S&P Global cuts India EV forecast from 22% to 18.5% by 2030

As the global automotive landscape continues to evolve, the focus on sustainable mobility solutions has never been more pronounced. Recently, S&P Global Mobility adjusted its electric vehicle (EV) forecast for India, reducing the expected market penetration from 22% to 18.5% by 2030. This shift signals a nuanced understanding of the challenges and opportunities that lie ahead, particularly the rise of hybrid technologies in the Indian automotive sector.

The adjustment in S&P’s EV forecast is attributed to several factors, including slower-than-anticipated adoption in the electric passenger vehicle segment, challenges related to charging infrastructure, selective state incentives favouring hybrids, etc. These insights highlight the importance of aligning policy frameworks with consumer preferences to accelerate the adoption of EVs.

“Powertrain pluralism is the new buzzword in mobility,” said Puneet Gupta, Director of India and ASEAN Automotive Market at S&P Global Mobility. This term captures the growing acceptance of diverse powertrains aimed at decarbonizing the Indian market. While the forecast adjustment reflects a space for hybrids, Gupta emphasizes that EVs remain a critical solution for the future.

He notes that India is charting its unique course in the electrification journey. Homegrown manufacturers like Tata Motors and Mahindra are likely to focus on a singular path of electrification rather than adopting a “jack of all trades, master of none” approach.

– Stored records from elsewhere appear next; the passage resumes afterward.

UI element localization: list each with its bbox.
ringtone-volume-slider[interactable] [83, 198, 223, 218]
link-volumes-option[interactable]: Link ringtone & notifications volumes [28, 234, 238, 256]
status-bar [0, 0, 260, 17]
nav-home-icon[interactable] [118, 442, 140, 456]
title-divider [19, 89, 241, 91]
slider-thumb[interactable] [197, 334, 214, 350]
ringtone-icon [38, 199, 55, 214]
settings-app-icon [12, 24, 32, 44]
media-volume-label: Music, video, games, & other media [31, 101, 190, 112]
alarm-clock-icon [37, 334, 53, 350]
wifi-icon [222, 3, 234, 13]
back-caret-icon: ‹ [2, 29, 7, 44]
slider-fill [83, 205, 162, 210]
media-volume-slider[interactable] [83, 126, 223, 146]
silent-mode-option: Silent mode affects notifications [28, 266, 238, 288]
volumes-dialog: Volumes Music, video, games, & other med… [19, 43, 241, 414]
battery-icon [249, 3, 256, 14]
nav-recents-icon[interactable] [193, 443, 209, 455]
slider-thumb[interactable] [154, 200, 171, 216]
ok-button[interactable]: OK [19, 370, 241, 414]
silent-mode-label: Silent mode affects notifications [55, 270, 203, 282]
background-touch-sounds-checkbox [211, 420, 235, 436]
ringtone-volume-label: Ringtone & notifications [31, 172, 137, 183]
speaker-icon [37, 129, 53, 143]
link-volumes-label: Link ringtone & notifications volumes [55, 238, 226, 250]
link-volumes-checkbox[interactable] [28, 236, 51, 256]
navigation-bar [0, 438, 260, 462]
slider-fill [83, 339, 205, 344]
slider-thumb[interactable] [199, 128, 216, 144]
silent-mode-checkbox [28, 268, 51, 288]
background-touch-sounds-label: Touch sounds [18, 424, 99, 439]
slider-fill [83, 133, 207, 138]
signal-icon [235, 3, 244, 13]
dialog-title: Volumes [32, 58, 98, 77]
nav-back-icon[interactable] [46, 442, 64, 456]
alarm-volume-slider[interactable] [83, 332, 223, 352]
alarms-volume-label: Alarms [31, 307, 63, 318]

This strategic focus is essential for catering to the broad consumer spectrum in India, ranging from budget-friendly vehicles to luxury offerings.

India stands out as a growing market in a landscape where many major automotive regions are witnessing decline. “The space for various technologies will continue to expand, and companies must pivot away from traditional fuels at the right moment,” Gupta explains. As consumer demand shifts, it is expected that manufacturers will gradually transition away from diesel and compressed natural gas (CNG) as viable fuel sources.

While CNG has emerged as a transitional fuel, particularly in the mini-car segment. However, the development of efficient hybrid technologies by 2028 could entice consumers to move away from CNG altogether. Gupta indicates that plug-in hybrid electric vehicles (PHEVs), especially those resulting from partnerships with Chinese OEMs, are gaining traction and could replicate the success seen in China, where PHEVs have experienced rapid growth.

As the penetration of alternative powertrains increases, the demand for traditional fuels like gasoline and diesel is poised to decline. Battery-electric vehicles (BEVs) are leading this shift, particularly in the two- and three-wheeler segments, significantly impacting gasoline demand.

Atul Arya, Senior Vice President and Chief Energy Strategist at S&P Global Commodity Insights, emphasizes the disparities in EV adoption rates across different markets. “China is leading the charge, with over 60% of new car sales last month being EVs,” Arya notes. In contrast, the U.S. market lags behind at less than 10%.

“For the Indian context I would say there’s the two-wheeler market which can be electrified easily then there’s the mass transit market like buses. In other segments, cost is a big issue and therefore it’s very interesting that the hybrids are picking up. Because they give the benefit of everything. No need to worry about the infrastructure but they give the benefit of efficiency. When a very mature market like the US is seeing difficulty, I’m not surprised that India is seeing a similar trajectory,” he explains.